Valberto José

Jornalista, habilitado pelo curso de Comunicação Social da Universidade Regional do Nordeste (URNE), hoje UEPB. Colunista esportivo da Gazeta do Sertão e d’A Palavra, passou pelo Diário da Borborema e Jornal da Paraíba; foi comerciante do setor de carnes, fazendo uma pausa de 18 anos no jornalismo.

Tropeiros da Aurora

Publicado em 11 de outubro de 2024

Nunca soube se saiam “mais cedo do que a barra da aurora”, mas estou certo de que encontravam pousada na casa de Dona Aurora. Começavam a chegar no início da tarde de toda sexta-feira à casa grande de meus avós paternos, vizinha à nossa, na Almirante Barroso sem pavimentação dos anos 1960/1970. Às escondidas, todos da família Lopes de Almeida chamavam-nos de matutos.

Esses matutos vinham em tropas de burros da região de Catolé de Boa Vista, a maioria do Sítio Açude de Dentro, e traziam produtos que seriam vendidos na Feira Central e bairros de Campina Grande, e na volta levavam outros a serem negociados por lá. Carvão, queijo, pele de animais, como bode, eram algumas das mercadorias comercializadas. “Deixe meus matutinhos”, dizia minha avó quando pressionada a deixar de acolhê-los.

Bom mesmo era vê-los nas redes armadas na sala, que se avultava pela largura enorme. A frente da casa, demolida quando um dos herdeiros vendeu sua parte do terreno, tinha duas janelas laterais e uma porta no meio.
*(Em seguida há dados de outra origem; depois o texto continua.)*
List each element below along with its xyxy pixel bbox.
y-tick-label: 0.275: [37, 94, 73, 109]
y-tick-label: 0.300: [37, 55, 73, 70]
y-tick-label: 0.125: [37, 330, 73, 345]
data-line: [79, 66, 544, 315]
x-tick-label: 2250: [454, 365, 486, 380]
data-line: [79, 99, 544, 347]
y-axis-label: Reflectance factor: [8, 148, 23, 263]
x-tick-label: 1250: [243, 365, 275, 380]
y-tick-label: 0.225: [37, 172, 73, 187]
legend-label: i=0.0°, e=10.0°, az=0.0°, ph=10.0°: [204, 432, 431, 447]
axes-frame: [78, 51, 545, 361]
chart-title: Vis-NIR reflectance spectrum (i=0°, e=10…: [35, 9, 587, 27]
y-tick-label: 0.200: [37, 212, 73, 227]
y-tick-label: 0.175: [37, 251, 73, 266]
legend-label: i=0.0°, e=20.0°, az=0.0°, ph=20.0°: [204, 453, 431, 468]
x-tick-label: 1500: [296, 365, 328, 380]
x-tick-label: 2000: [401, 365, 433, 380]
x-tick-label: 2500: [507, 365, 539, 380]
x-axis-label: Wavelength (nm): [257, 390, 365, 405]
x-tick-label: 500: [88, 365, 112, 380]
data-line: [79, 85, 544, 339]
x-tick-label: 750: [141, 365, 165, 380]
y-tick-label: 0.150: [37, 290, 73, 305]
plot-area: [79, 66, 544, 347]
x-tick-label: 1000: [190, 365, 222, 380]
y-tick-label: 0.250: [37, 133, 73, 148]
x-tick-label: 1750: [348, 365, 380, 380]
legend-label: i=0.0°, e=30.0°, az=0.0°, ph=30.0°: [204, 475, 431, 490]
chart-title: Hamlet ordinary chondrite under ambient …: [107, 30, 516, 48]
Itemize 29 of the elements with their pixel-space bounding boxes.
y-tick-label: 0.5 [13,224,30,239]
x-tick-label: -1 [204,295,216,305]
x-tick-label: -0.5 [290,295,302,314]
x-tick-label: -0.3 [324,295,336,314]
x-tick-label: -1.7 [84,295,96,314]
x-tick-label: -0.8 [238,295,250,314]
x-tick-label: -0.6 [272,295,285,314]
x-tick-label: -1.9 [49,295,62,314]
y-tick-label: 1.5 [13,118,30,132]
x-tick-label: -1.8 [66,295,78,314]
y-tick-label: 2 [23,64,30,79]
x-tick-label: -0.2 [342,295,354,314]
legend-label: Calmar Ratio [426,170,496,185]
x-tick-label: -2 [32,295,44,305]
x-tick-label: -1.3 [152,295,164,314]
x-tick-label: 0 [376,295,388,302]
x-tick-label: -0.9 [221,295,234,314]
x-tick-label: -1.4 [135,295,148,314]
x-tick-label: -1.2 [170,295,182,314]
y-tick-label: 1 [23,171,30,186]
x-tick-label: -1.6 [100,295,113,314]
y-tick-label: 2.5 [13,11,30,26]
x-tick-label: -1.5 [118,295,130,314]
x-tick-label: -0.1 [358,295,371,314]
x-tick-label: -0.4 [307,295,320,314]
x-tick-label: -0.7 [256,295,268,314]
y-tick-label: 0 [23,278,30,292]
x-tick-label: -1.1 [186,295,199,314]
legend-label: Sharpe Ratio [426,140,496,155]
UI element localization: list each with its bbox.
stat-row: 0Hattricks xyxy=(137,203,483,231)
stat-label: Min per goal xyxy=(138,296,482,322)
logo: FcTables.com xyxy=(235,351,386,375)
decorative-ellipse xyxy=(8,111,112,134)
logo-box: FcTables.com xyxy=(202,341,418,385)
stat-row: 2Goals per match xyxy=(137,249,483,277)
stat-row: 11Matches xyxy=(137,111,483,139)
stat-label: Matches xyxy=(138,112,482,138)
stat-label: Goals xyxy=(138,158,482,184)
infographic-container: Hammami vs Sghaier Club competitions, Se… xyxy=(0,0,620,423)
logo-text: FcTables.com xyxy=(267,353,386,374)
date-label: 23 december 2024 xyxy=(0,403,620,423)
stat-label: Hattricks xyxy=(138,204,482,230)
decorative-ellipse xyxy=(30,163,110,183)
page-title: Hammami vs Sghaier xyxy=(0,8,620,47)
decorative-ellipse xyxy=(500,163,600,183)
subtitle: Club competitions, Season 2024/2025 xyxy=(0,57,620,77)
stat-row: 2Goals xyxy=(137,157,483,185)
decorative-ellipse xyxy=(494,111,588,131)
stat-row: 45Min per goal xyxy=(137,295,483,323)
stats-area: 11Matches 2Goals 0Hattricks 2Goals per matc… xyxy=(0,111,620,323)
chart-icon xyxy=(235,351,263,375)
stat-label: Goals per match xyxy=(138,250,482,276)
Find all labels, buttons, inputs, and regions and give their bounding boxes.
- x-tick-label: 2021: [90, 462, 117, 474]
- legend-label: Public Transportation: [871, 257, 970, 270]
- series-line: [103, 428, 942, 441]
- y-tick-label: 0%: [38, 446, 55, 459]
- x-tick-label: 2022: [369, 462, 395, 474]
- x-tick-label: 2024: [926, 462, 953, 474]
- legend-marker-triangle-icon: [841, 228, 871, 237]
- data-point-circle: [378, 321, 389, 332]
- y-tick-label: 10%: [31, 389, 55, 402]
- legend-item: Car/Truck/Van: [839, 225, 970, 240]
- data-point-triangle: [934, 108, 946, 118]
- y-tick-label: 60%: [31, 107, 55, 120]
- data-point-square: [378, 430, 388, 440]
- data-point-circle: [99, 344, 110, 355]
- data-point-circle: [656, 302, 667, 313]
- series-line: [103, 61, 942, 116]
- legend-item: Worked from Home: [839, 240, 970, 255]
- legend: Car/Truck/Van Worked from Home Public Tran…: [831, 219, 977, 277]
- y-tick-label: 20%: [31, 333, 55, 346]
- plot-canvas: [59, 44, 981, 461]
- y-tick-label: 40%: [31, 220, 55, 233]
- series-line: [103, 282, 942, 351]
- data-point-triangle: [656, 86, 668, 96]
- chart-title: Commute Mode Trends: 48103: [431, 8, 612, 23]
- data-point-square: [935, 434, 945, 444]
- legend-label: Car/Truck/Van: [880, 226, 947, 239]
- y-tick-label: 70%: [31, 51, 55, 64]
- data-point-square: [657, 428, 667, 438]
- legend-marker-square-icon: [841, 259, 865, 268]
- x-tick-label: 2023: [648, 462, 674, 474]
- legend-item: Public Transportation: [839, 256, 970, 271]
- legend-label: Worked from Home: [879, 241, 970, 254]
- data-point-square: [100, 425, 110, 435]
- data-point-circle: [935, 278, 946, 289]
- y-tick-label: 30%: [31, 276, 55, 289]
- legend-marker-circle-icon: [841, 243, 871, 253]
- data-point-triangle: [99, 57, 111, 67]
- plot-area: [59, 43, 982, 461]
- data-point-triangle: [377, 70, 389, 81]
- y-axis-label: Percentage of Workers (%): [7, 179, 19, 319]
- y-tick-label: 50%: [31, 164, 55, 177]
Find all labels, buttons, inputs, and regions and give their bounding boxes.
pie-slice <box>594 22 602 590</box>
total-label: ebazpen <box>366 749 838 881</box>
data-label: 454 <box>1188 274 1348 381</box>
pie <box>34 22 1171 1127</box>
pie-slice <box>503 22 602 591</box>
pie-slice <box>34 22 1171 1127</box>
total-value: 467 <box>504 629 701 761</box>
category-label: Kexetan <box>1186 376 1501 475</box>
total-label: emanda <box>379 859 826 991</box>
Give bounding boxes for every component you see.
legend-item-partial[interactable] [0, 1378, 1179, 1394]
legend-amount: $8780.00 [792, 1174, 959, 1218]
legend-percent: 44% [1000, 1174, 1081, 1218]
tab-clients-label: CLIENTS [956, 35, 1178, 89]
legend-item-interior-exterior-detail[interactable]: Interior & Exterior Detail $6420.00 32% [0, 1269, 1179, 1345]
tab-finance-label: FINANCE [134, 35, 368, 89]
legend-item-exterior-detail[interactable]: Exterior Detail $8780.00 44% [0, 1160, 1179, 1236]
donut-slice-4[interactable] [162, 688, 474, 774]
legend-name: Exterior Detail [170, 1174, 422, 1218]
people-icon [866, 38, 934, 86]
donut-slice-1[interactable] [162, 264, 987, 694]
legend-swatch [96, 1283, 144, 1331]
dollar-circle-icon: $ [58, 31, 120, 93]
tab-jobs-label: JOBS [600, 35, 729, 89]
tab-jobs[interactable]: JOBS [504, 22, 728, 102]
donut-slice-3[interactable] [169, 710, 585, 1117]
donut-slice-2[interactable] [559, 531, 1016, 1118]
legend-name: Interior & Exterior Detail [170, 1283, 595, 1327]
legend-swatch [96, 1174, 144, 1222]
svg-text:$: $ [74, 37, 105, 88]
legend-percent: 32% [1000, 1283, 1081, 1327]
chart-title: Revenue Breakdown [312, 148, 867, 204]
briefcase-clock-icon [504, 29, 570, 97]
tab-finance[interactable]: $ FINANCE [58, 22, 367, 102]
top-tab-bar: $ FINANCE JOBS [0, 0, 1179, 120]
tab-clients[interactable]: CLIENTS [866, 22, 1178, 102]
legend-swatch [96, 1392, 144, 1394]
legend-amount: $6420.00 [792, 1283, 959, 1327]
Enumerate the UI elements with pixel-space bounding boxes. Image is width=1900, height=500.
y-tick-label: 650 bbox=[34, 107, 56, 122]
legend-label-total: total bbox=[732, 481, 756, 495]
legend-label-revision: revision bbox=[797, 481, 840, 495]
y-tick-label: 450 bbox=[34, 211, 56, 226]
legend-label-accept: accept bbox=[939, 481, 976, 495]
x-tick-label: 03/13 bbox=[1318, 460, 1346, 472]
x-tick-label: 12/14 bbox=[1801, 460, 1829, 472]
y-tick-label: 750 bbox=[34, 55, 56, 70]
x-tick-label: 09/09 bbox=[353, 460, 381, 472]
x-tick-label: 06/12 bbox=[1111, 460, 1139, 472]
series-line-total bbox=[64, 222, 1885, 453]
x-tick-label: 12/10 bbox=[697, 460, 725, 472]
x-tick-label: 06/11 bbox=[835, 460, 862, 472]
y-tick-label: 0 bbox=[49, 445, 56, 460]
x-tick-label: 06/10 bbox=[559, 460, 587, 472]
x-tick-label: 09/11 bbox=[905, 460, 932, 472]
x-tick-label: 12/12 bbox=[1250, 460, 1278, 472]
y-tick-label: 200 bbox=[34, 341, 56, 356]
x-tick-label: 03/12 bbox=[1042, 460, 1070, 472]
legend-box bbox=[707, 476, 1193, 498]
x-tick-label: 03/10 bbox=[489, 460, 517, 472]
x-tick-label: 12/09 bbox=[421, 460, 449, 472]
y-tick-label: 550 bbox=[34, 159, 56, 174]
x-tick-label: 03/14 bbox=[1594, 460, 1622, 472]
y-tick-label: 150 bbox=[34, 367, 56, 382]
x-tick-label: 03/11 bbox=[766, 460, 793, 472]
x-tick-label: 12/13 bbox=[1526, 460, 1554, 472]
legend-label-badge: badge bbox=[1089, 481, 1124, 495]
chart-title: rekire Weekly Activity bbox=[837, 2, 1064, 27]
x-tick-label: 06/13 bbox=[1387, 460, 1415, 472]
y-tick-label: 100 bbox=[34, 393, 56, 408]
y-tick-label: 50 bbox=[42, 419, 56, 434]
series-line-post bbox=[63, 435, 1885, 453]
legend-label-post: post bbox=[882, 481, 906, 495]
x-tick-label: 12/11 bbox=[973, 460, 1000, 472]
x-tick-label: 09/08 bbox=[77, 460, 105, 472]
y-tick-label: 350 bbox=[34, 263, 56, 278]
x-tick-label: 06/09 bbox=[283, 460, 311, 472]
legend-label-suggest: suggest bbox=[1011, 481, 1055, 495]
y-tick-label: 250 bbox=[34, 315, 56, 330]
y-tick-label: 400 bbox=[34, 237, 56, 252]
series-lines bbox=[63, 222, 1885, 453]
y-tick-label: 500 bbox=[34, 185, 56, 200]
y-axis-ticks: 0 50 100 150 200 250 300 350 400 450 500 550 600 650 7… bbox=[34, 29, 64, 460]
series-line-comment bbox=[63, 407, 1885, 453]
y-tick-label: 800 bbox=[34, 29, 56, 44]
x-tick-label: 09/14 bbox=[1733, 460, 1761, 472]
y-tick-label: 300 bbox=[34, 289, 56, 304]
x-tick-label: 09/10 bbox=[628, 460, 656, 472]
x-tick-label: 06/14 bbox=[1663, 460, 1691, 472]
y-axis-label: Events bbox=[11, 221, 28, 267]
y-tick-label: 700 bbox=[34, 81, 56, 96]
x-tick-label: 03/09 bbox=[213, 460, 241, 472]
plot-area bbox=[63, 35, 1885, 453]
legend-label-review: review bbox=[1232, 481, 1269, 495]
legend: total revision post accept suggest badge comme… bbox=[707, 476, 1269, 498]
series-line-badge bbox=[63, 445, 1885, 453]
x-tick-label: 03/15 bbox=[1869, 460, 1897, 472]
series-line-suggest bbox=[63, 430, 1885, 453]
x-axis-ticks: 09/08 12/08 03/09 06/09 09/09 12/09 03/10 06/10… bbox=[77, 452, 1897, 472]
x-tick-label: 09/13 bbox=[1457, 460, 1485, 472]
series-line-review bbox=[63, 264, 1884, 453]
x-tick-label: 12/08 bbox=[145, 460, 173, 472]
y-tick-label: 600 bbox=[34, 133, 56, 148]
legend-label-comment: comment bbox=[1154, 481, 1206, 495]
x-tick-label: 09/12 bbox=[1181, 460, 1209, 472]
O terreno de Seu Patrício margeava a Rua Almirante e o hoje Parque Linear Dinamérica até nos limites da Vila Cabral.

Todos, ali deitados, proseando e ouvindo o rádio, colocado estrategicamente num móvel centralizado e encostado na parede, sintonizado no Forró de Zé Lagoa, da Rádio Borborema. O programa era apresentado por Rosil Cavalcante, compositor de grandes sucessos da música nordestina, autor da melodia de Tropeiros da Borborema, nos versos de Raymundo Asfora. “Forró de Zé Lagoa, beco da facada…”, um dos bordões do personagem interpretado por Rosil.

Esses matutos tinham nas mãos de Dona Aurora, que preparava o “cancão” que me saciava o fado (Isso é fado, menino, você não está com fome!), o feijão que lhes fartava e lhes restituía as forças; nos cercados do patriarca o pasto nutritivo da tropa, depois da caminhada morosa na estrada, e o açude em que tomávamos banho depois da morte dele, para matar a sede.

Não lembro o nome de todos esses matutos, apenas de três deles. Seu Novinho, Severino Antônio e Manoel de Neco. Este, inesquecível, pelo ingrediente que adicionava às suas refeições. Só comia com um pacote (embalagem em saco de papel) de açúcar ao lado do prato. Uma colher de feijão na boca, outra de açúcar. Deve ter morrido em consequência de uma diabete braba.

Talvez Tropeiros da Borborema seja a minha música preferida na voz de Luiz Gonzaga. Estou certo de que é a que mais me toca. É a que me arrepia, é a que faz marejar meus olhos, pois fala de minha terra e de quem, na sua humildade cabocla, a fez grande “nos tempos de outrora”. E me fez compreender que aqueles matutos de Dona Aurora eram, naqueles anos saudosos, os últimos tropeiros da Borborema.